The “Arab Spring” that ousted four authoritarian leaders—including Ali Abdullah Saleh who in late November gave up the presidency of Yemen after 33 years in power—might evolve into a grimmer period with the possibility of a nuclear winter headed into 2012.
The International Atomic Energy Agency report that Iran’s nuclear program is aimed at producing weapons indicates “a lethal brew when combined with a Middle East that is already in turmoil,” said analysts in the Houston office of Raymond James & Associates Inc. “If Washington will not force the issue, Israel almost certainly will.” Indeed, Israel’s air force unilaterally took out suspected nuclear facilities in Iraq back during the Regan administration, resulting in a tongue-lashing from then Vice-President George H.W. Bush. So today’s “increasingly limited timeframe to stop Iran from going nuclear means the likelihood of a major military confrontation is now a very important consideration for energy investors,” Raymond James analysts reported.
Iran is the biggest Middle East oil producer behind Saudi Arabia and sits on the Strait of Hormuz where it could threaten Saudi crude exports through the Persian Gulf. The US Navy suffered casualties escorting tankers through those waters during the Iran-Iraq war.
The French president called for an embargo on Iranian oil. But that would be a “struggle for the European southern peripheries, i.e. the same countries that are suffering the most from credit issues,” said Olivier Jakob at Petromatrix in Zug, Switzerland. “While it is relatively easy (and not very courageous) for countries that do not import Iranian crude to call for an embargo, it will be very difficult for countries that do import Iranian oil to join in such non-[United Nations] sanctions. China has joined Russia in refusing further sanctions on Iran so one can forget for now any UN-backed sanctions.”
Middle East unrest
Meanwhile, thousands of protestors have again taken to the streets in Cairo, and Saudi security forces fired on protesters, wounding several, in the Shiite region of Al-Qatif in late November.

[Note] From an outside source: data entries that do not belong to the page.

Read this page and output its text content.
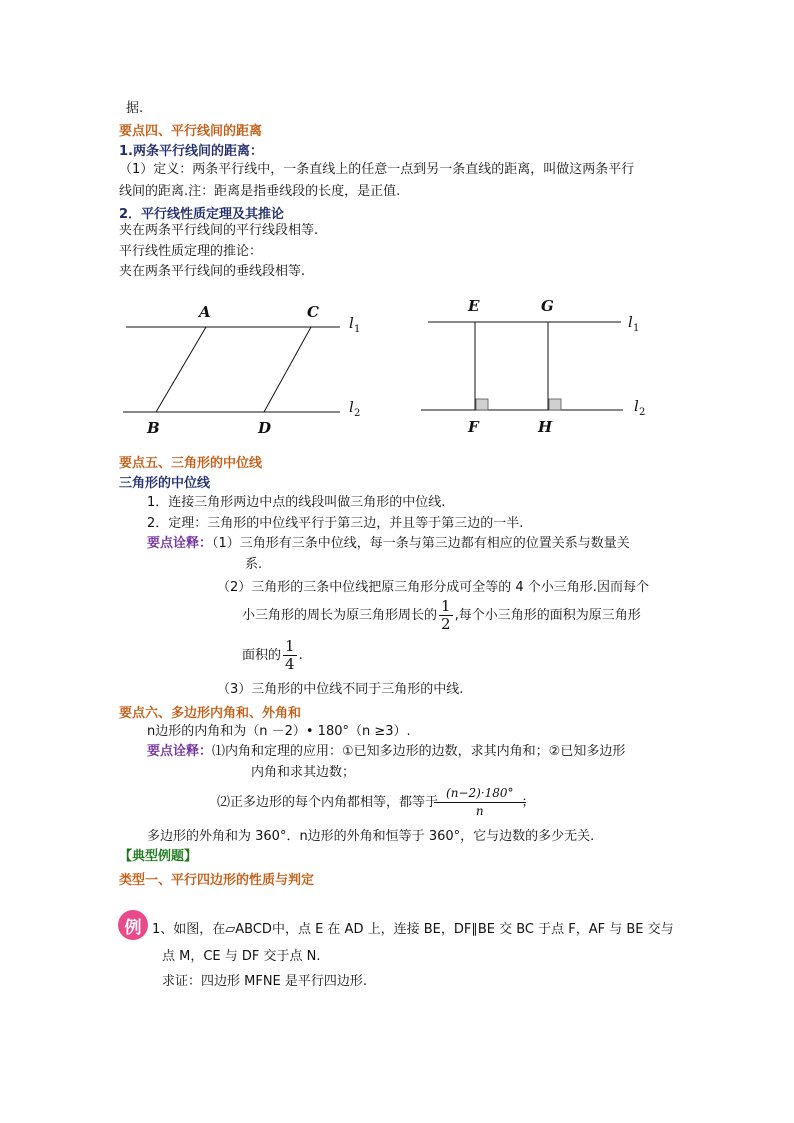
据.
要点四、平行线间的距离
1.两条平行线间的距离：
（1）定义：两条平行线中，一条直线上的任意一点到另一条直线的距离，叫做这两条平行
线间的距离.注：距离是指垂线段的长度，是正值.
2．平行线性质定理及其推论
夹在两条平行线间的平行线段相等.
平行线性质定理的推论：
夹在两条平行线间的垂线段相等.
A	C
B	D
l 1
l 2
E	G
F	H
l 1
l 2
要点五、三角形的中位线
三角形的中位线
1．连接三角形两边中点的线段叫做三角形的中位线.
2．定理：三角形的中位线平行于第三边，并且等于第三边的一半.
要点诠释：（1）三角形有三条中位线，每一条与第三边都有相应的位置关系与数量关
系.
（2）三角形的三条中位线把原三角形分成可全等的 4 个小三角形.因而每个
小三角形的周长为原三角形周长的 $\frac{1}{2}$ ,每个小三角形的面积为原三角形
面积的 $\frac{1}{4}$ .
（3）三角形的中位线不同于三角形的中线.
要点六、多边形内角和、外角和
n边形的内角和为（n －2）• 180°（n ≥3）.
要点诠释：⑴内角和定理的应用：①已知多边形的边数，求其内角和；②已知多边形
内角和求其边数；
⑵正多边形的每个内角都相等，都等于 $\frac{(n-2)\cdot 180^\circ}{n}$ ；
多边形的外角和为 360°．n边形的外角和恒等于 360°，它与边数的多少无关.
【典型例题】
类型一、平行四边形的性质与判定
例 1、如图，在▱ABCD中，点 E 在 AD 上，连接 BE，DF∥BE 交 BC 于点 F，AF 与 BE 交与
点 M，CE 与 DF 交于点 N.
求证：四边形 MFNE 是平行四边形.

However, Raymond James analysts declared, “When it comes to internal unrest, it is Iran's close ally Syria that seems to be approaching a point of no return. Similar to Libya early in its uprising, what began as peaceful protests against [Syria's President Bashar] Assad is increasingly turning into an all-out civil war.”
Syria is a minor oil producer, normally pumping 350,000 b/d and exporting one third of this, but these sales are a crucial source of hard currency for the regime. The European oil embargo against Syria appears to be working, with Syria's storage tanks full and the government cutting back on production, said analysts.
Despite a tightening market, James Zhang at Standard New York Securities Inc., the Standard Bank Group, expects no major change in production quotas at the Organization of Petroleum Exporting Countries’ Dec. 14 meeting in Vienna. “The last meeting in June ended with a fierce divide over production quotas, with Saudi Arabia and Kuwait advocating a production increase but being held back by other members. Consequently, no changes…were made. In response, the International Energy Agency released 60 million bbl [of crude and products] from member countries’ strategic reserves.” A repeat of the IEA action is not expected this time, since Saudi Arabia and Kuwait, the two OPEC members with the greatest spare capacity, have increased production to compensate for Libyan supplies halted by its civil war. “In fact, Saudi’s crude oil production has surpassed its record of 2008,” said Zhang.
Moreover, he said, “Global macroeconomics have deteriorated since the last OPEC meeting in June: China’s economy is slowing down, and there is a significant risk of a Euro-zone recession. China is unlikely to reverse its policy tightening in the near term, and the Euro-zone debt crisis seems interminable. Under these circumstances, OPEC would probably be unwilling to put further downward pressure on oil.”